Ia menyebut, sinergi antara perusahaan dan petani menjadi faktor utama keberhasilan tersebut.
Hubungan yang terjalin, lanjutnya, tidak hanya sebatas kerja sama ekonomi, tetapi juga menjadi bentuk kemitraan yang mendorong keberlanjutan usaha di sektor sawit.
Dari sisi lingkungan, DLHK Kukar tengah mencanangkan program kawasan industri hijau di beberapa kecamatan.
Program ini menjadi bagian dari upaya pemerintah daerah untuk menyeimbangkan pertumbuhan ekonomi dengan kelestarian alam.
“Kami sudah melakukan sosialisasi terkait industri hijau. Kami mengumpulkan petani sawit yang terhimpun dalam wadah koperasi,” ungkap Taupiq.
Ia menambahkan, pendekatan itu dimaksudkan agar para petani memahami pentingnya pengelolaan sawit yang berwawasan lingkungan.

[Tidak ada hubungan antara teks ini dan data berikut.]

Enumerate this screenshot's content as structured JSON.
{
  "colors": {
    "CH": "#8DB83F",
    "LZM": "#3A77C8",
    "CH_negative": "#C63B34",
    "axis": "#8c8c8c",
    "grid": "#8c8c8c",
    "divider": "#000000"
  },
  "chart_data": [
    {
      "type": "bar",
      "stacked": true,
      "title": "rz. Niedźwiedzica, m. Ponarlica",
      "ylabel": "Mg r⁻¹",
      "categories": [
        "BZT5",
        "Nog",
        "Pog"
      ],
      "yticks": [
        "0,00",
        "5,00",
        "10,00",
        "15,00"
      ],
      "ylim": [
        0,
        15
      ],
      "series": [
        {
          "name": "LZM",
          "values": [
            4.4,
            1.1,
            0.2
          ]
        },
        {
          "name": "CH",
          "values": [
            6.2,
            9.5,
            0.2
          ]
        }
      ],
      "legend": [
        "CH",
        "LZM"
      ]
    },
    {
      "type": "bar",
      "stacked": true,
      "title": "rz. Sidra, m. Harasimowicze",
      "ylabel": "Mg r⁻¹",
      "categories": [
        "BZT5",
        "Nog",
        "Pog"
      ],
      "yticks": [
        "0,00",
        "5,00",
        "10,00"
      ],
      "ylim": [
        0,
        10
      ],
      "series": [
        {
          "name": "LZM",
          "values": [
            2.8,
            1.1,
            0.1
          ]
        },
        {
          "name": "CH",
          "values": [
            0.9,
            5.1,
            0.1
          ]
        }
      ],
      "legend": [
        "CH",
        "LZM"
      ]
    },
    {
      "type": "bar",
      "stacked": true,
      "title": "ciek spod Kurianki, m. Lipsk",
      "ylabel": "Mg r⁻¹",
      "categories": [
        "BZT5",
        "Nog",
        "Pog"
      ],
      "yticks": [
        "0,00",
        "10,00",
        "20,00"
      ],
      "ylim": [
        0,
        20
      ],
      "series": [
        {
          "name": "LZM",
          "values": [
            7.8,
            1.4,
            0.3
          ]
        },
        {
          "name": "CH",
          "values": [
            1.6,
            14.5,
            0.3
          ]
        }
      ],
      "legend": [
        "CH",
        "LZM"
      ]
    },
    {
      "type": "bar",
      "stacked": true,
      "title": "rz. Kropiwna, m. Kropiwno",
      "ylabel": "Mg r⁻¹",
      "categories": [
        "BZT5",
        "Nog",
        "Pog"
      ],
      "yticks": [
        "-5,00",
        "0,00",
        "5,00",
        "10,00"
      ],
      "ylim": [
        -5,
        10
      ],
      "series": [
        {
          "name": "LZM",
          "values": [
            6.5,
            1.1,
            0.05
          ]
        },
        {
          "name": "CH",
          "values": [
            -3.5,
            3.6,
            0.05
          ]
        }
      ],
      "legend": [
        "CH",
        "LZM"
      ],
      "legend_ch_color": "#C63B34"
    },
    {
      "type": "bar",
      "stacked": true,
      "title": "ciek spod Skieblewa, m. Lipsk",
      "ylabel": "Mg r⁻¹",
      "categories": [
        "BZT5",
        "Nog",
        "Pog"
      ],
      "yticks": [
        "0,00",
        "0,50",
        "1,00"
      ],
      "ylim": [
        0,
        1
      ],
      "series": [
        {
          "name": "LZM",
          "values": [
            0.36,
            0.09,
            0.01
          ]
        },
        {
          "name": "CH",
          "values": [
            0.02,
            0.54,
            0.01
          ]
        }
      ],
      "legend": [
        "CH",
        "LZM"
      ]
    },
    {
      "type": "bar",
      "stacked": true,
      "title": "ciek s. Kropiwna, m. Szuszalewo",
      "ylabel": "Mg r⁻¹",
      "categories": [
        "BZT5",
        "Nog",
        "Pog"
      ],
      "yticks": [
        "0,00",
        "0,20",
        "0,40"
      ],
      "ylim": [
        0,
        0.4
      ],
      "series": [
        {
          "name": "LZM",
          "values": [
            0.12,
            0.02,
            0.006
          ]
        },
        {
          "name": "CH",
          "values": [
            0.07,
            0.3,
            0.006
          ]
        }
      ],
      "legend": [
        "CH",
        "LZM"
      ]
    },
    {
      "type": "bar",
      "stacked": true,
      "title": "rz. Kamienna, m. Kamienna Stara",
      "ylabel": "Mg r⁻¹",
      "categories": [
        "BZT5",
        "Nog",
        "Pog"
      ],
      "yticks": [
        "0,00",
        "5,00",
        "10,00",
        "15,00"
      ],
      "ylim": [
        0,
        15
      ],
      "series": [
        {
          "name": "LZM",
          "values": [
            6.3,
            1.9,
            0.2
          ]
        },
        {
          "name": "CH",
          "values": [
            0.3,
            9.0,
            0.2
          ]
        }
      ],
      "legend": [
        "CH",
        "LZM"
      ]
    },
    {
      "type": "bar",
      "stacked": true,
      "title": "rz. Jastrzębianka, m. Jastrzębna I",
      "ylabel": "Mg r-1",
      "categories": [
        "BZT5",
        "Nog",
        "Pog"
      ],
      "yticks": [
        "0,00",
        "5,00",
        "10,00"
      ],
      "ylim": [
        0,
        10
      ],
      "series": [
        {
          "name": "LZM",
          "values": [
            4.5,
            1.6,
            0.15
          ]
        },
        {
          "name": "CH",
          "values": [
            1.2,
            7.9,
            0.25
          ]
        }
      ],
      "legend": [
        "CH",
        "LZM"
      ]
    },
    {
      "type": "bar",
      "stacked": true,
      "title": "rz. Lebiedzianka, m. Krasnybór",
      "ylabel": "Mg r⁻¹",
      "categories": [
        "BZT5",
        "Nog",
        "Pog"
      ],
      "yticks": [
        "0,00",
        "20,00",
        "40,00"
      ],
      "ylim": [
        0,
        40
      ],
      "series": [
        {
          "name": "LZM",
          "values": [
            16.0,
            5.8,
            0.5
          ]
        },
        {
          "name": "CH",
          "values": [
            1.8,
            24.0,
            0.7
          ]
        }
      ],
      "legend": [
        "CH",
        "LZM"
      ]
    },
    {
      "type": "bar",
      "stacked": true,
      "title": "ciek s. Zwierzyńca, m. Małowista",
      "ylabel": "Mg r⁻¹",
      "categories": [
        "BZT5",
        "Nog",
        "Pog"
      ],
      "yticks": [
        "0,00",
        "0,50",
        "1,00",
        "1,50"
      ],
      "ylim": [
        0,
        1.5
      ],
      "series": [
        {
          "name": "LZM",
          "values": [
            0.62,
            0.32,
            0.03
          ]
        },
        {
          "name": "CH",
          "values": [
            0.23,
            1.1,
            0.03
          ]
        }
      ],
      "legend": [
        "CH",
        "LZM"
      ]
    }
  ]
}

DLHK juga mendorong agar setiap pelaku usaha sawit, baik perusahaan maupun koperasi, memiliki sertifikasi dari Lembaga Sertifikasi Produk (LSPro).
Sertifikasi tersebut merupakan bentuk penilaian terhadap kesesuaian usaha industri sawit dengan Standar Nasional Indonesia (SNI) yang menjamin mutu produk dan keberlanjutan pengelolaan lingkungan.
“Kami juga memberikan sosialisasi terkait itu, bukan cuma perusahaan tetapi petani lokal melalui koperasi juga harus memiliki syarat-syarat itu,” kata Taupiq.
Ia menegaskan bahwa sertifikasi menjadi kebutuhan penting bagi pelaku usaha sawit agar mampu menembus pasar global.
“Pasar di luar membutuhkan kalau mau membeli sawit, perusahaan atau koperasi harus memiliki sertifikasi itu,” sebutnya.
Sertifikasi tersebut juga mencakup pengelolaan limbah industri, salah satu aspek penting dalam penerapan prinsip industri hijau.
Lebih jauh, Taupiq berharap agar APKASINDO terus menjaga komitmen dalam mendampingi para petani sawit untuk mengelola kebun secara benar dan berkelanjutan.
“Kita berharap APKASINDO ini bisa tetap berjuang terus bagaimana bisa memberikan pencerahan kepada masyarakat petani sawit kita dalam rangka pengelolaan sawit yang benar,” tuturnya.
Pemerintah daerah menilai, keberlanjutan sektor sawit di Kutai Kartanegara hanya bisa terwujud melalui kolaborasi erat antara pemerintah, asosiasi petani, dan perusahaan.
Dengan sinergi tersebut, Kutai Kartanegara diharapkan mampu menjadi contoh daerah penghasil sawit yang tidak hanya unggul dari sisi produksi, tetapi juga memiliki komitmen kuat terhadap perlindungan lingkungan.